Damo Neal took on one of TV’s toughest battles, when he competed in an early season of The Block.
But in private, he was facing a much greater challenge – depression and post-traumatic stress disorder.
In an interview with ONE News Now, Mr Neal has spoken publicly for the first time about how he "lost touch with reality" during his decade-long career as a frontline police officer.
Damo Neal was a contestant and crowd favourite on the first series of The Block NZ, alongside then-wife Jo.
Source: Facebook/Jo and Damo
"I just lost empathy for people. I became a robot. It was about arresting people and giving out tickets. I lost the feeling of achieving anything, or helping anyone."
Mr Neal chose to open up about his experiences after hearing former police negotiator Lance Burdett describe his own mental struggle on TV ONE's SUNDAY programme last night.
Mr Neal joined the police at 26, after three years in the military.
Within 18 months, he was on the nightshift by himself, patrolling small towns. He had to deal with late-night tragedies, like suicides and road deaths, alone.
"I went to one suicide where the guy was my age. It worried me. I became anxious about things. I went and sought help through a psychiatrist."
After two years in the force, Mr Neal started taking antidepressants, which helped to "numb" his emotions. He believed taking pills was "the only way" he would be able to deal with the trauma of police work.
"I was 28, so I was worrying about my career. You don't want to be known as a weak person, because you think you won’t be promoted."
Police paid for counselling. He says there was a support structure in place, but it wasn't easy to be open about what he was going through.
"Do you expect a male police officer to ring up his boss and say 'I've got a problem'? That's just not going to happen. It’s the Kiwi male mentality. Just because we wear a uniform, that doesn't make us any different."
Mr Neal enjoyed working in the police, and had hoped to have a long career.
You don't want to be known as a weak person"
"I loved the job. You get awesome opportunities, and the staff are awesome. I don't regret joining the police at all."
However, working as a rural officer, Mr Neal had a personal connection with many of the victims he came into contact with – and that made the job even more challenging.
He believes young cops should be given "mandatory" mental health assessments on a regular basis, to check whether they are in a good frame of mind, and have the right tools to deal with the demanding nature of the work.
He would also like to see better follow-up after major traumatic incidents.
"I’m not blaming police. I’m not saying it’s their fault. I’m just saying, you’ve got young people who join the police, who haven’t experienced this kind of thing before.
"They need to be educated about what depression is. They need to be told, 'These are the signs; this is what you should do. And if you talk about it, you’re not going to lose your career'."
Mr Neal contemplated leaving the police after dealing with two horrific car accidents in Feilding. He knew one of the families involved.
"My option was to stay on the [antidepressant] medication and hope for the best, or to try and create a new life."
A turning point came after he spent four months away from the police, while filming The Block, which aired in 2014.
"I was like, 'Wow, there is another side of life, and I haven't seen this for a while'."
He continued to experience depression, and says his "constant lack of emotion and anxiety" ultimately led to the breakup of his relationship with wife Jo, who competed alongside him on The Block.
Mr Neal left the police, and is now completing an adult apprenticeship. He will soon be qualified as an electrician.
He stopped taking antidepressants eight months ago.
"I'm heaps better. I have normal emotions now. The whole time I was in the police, I couldn’t cry – but now I can. I still worry about things, but it’s manageable."

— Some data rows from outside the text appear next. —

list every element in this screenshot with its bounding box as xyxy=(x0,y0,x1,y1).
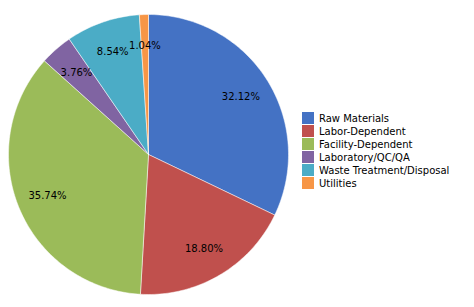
html-text:Utilities: Utilities xyxy=(319,177,357,189)
html-text:Facility-Dependent: Facility-Dependent xyxy=(319,138,413,150)
svg-text:35.74%: 35.74% xyxy=(28,190,66,201)
svg-text:18.80%: 18.80% xyxy=(185,242,223,253)
html-text:Labor-Dependent: Labor-Dependent xyxy=(319,125,406,137)
svg-text:1.04%: 1.04% xyxy=(129,39,161,50)
html-text:Waste Treatment/Disposal: Waste Treatment/Disposal xyxy=(319,164,450,176)
svg-text:3.76%: 3.76% xyxy=(61,66,93,77)
svg-text:8.54%: 8.54% xyxy=(97,45,129,56)
svg-text:32.12%: 32.12% xyxy=(222,90,260,101)
html-text:Raw Materials: Raw Materials xyxy=(319,112,390,124)
html-text:Laboratory/QC/QA: Laboratory/QC/QA xyxy=(319,151,410,163)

SUNDAY asked police about how they manage staff welfare for last night's programme.
Police replied: "There is no question that policing is a challenging and demanding role, and the wellbeing of our staff is a priority.
"We have a range of welfare options available including welfare officers in each district, access to confidential counselling services and active monitoring of workloads throughout the organisation."
Police say they provide extra support for staff in particularly challenging roles, and offer additional services after critical incidents.
If Damo’s story has raised any issues for you, and you’d like to speak to someone, phone Lifeline on 0800 543 354.